Looking at the scroll above, it’s interesting how the style changes at different levels.  At the beginning (the top) the drawing is realistic, separate figures.  I’m drawing with a fan brush, which holds ink well and makes a single line when applied on its edge or a multiple line if used flat.  At the next level down the figures become denser and begin to overlap more.  Then they disintegrate a bit, becoming more abstract.  Perhaps the model’s movement was getting a bit faster here.  At this level there’s a fiery quality to the drawing.  Realism returns, with two large figures that have hair and even faces, but the more abstract and fragmented figures return and the scroll ends with a jumble of overlapping body parts and hands.  The last part of the scroll was done with a round brush, not the fan brush.

The remaining scrolls are horizontal, so you’ll have to scroll to the right to see them in full.

Patrick scroll, 2000, 91 cm x 1006 cm, by Fred Hatt

Patrick scroll, 2000, 91 cm x 1006 cm, by Fred Hatt

This one, and the others in this post, were drawn vertically from left to right.  This one’s also done with the fan brush, but the style and density is more uniform than in the vertical scroll.  If you look at it as a sequence it has the feeling of a dance.

The movement drawing classes attracted two very distinct types of artists.  There were the loose and flowy artists who didn’t really care about capturing the figure so much as picking up on the energy of the situation, and there were the animators, who tended to make series of small, crisply drawn figures like animation keyframes.  My own approach probably fell between those extremes.

Lauren scroll, 2000, 91 cm x 884 cm, by Fred Hatt

Lauren scroll, 2000, 91 cm x 884 cm, by Fred Hatt

This one was done with the round brush and a more precise, sculptural line.  It’s possible this one (immediately above) was done with still poses (stop and go session) and the previous one (the male figure scroll) with slow movement, but I don’t really remember.  The model for the one immediately above was Lauren, and the strength and variety of the poses you can see in this scroll is a great example of what a really superior model brings to their craft.

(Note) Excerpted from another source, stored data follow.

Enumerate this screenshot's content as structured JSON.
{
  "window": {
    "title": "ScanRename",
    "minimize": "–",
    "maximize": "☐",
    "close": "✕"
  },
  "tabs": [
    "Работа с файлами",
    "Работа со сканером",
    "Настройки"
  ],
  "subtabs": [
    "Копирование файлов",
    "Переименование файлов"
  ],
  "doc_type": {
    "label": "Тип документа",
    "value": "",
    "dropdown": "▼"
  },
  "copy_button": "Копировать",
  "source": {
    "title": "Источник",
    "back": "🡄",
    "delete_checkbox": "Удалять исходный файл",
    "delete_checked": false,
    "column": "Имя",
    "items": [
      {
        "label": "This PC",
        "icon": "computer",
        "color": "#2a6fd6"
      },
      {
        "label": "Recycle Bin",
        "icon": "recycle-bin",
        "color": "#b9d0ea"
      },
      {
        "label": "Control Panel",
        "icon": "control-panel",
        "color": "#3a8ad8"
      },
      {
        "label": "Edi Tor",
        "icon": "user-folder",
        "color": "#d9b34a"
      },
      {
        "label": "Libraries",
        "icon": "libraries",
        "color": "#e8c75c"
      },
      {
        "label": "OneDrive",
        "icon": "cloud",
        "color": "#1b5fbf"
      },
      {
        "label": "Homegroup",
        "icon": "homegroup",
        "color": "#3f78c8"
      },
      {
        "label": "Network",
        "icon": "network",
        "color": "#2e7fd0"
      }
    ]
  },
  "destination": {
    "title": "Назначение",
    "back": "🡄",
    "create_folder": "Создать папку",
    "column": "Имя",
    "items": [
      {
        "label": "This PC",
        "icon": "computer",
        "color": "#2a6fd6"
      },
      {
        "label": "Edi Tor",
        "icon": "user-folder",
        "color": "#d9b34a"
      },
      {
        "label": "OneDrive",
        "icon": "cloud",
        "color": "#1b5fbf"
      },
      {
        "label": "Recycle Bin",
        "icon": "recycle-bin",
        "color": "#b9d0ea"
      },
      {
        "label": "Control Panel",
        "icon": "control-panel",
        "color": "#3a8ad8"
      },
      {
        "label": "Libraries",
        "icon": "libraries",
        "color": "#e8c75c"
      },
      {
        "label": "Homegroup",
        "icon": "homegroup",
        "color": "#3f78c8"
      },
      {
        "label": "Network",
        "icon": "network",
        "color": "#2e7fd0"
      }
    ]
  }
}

These last two examples were, I believe,  both drawn on the same day.  These are reproduced at a smaller scale so you can see more of the figures at once:

Flora scrolls, 2001, 91 cm x 762 cm and 91 cm x 610 cm, by Fred Hatt

Flora scrolls, 2001, 91 cm x 762 cm and 91 cm x 610 cm, by Fred Hatt

For a while I had a studio in the mezzanine of Gary Lai’s Physical Arts Center in Brooklyn.  This was a large studio, workshop space and performance venue for gymnastics, martial arts,  dance and aerial (trapeze) work.  It was the only place I ever had enough room to exhibit these large scrolls, along with many of the smaller ones.  You can see an image of the mezzanine space filled with such scrolls here.

In that huge space it was possible to get back and see these scrolls from a distance, something that couldn’t even be done when they were being made at Spring Studio or in my own small studio.  The dense clusters of figures can be seen as writhing torrents of multiple bodies, like Dante’s whirlwind of lovers from the Inferno, or sequentially, as phases of movement through time, which is how I tend to see them since that’s how they were made.  To me they are also reminiscent of the storms of bison and stags seen in Paleolithic cave murals.

The form of the scroll also suggests a momentum that will not be bounded by the tight frame of the regular page.  Perhaps the most famous modern-day work done in the form of a scroll is Jack Kerouac’s On the Road, typed on a long roll of paper as though stopping to change paper was out of the question for such a barrelling headlong memoir.